Recently refurbished and renovated centre of town and civic activity

Brackley’s crowning glory is the beautiful and imposing Town Hall, commissioned in 1704 by the Egerton family (4th Earl of Bridgewater). Originally, the ground floor was open to allow markets to take place. At the time, lace, wool and corn were popular trades and regular markets and meetings would take place beneath the enclosed upstairs. The upstairs room was used as a place of law with a jury room and also for council business, elections, political events and social events such as balls, much as it is used today!

It is believed that the Town Hall could have been based upon a design by Sir Christopher Wren. Wren’s protégé, Christopher Kempster, had designed the County Hall in Abingdon in the late 1600s when he was working with Wren. Brackley’s new Town Hall, which Kempster started some 20 years after Abingdon, shares striking similarities with his Abingdon design.
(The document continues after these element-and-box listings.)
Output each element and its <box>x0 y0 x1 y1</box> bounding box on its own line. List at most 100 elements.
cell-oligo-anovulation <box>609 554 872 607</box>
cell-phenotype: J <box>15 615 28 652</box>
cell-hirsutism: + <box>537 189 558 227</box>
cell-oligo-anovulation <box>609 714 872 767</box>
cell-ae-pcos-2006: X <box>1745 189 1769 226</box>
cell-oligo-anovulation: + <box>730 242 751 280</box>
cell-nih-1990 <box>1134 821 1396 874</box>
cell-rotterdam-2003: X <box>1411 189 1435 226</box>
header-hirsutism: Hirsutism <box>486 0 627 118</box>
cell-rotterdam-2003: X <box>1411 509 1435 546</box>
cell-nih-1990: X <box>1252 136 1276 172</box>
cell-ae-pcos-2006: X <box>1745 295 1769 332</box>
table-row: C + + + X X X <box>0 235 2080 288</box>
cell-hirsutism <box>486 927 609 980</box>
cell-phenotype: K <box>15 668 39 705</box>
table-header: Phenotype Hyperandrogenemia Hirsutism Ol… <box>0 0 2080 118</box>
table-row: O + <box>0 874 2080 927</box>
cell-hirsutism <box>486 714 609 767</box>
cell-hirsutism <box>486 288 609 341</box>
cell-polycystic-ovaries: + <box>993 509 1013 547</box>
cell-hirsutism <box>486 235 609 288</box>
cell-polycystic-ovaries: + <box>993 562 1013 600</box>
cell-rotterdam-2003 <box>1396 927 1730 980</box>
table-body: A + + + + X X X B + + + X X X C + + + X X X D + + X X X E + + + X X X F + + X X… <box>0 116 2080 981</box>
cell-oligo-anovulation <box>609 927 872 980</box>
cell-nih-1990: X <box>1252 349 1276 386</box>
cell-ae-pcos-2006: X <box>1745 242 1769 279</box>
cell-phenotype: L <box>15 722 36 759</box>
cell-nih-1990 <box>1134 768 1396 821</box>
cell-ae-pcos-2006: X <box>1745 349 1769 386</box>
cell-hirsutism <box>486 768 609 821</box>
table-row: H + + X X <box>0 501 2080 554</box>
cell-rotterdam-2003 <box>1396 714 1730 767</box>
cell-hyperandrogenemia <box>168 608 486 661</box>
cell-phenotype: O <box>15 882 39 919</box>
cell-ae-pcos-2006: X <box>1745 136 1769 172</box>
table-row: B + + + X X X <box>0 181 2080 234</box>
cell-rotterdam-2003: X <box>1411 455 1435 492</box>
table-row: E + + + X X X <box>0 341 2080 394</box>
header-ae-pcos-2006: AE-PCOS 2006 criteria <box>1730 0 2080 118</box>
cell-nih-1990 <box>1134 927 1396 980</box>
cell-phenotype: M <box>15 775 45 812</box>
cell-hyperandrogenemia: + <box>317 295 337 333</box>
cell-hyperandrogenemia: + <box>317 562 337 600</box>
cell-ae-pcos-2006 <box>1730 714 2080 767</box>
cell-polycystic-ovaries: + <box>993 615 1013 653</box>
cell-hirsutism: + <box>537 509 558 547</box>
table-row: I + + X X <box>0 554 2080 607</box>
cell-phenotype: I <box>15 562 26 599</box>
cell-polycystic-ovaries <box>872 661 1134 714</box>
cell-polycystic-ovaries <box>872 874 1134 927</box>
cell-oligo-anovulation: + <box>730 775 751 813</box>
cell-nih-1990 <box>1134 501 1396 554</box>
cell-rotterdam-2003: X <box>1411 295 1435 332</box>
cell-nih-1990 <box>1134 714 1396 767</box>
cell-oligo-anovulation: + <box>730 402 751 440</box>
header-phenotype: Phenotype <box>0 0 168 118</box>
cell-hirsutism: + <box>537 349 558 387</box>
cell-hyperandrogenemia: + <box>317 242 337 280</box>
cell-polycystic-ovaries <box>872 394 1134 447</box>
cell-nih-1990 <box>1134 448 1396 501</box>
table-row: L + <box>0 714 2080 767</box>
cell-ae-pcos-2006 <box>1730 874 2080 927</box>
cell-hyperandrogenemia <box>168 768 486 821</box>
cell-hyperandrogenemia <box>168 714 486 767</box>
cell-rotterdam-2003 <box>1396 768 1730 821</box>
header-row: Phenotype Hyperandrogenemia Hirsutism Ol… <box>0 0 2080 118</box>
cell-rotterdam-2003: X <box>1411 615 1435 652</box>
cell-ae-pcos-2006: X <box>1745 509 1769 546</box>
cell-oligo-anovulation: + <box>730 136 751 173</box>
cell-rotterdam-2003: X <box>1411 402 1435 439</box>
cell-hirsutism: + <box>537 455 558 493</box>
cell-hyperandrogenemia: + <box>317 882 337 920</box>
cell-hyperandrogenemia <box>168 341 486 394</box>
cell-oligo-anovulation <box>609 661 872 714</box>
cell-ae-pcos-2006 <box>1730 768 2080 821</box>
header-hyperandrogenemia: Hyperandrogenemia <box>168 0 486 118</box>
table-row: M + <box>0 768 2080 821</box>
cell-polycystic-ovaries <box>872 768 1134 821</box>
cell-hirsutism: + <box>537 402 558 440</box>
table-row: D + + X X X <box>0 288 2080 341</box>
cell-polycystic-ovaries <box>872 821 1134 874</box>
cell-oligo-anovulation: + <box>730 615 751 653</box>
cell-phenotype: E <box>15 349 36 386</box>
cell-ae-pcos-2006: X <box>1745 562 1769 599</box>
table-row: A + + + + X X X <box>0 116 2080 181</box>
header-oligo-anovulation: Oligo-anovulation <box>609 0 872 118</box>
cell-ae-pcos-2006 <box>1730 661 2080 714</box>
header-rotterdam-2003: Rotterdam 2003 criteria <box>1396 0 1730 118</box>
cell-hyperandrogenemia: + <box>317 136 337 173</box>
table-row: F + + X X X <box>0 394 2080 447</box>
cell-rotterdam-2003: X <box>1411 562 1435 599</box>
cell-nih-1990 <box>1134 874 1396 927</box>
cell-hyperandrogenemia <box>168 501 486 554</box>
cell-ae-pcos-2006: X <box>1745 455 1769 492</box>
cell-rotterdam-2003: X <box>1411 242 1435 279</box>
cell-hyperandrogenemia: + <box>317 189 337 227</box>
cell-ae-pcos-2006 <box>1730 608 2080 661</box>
It is thought both are based upon a design by Wren.

The Town Hall has hosted some notable events, including a sermon by the founder of the Methodist Movement, John Wesley, who said of his encounter: “The congregation was large and attentive but seemed to understand me no more that if I had been talking Greek.”

In 1876 the downstairs arcade was filled in to create an indoor space and in 1883 the great-great Nephew of Scroop Egerton, who commissioned and paid for the original building, expanded the building considerably. Whereas the original building had four bays, the new building had five. Pillars were introduced downstairs, the stone at the front was moved to the sides to accommodate a grander new stone entrance. The clock tower was also moved to accommodate the new dimensions.

An external fire escape was added in 1913 due to fear that only one staircase in the building was insufficient.

The Town Hall has recently undergone a multi-million pound refurbishment to make it ready to face the next three centuries with the same confidence and style it has the last 300 years.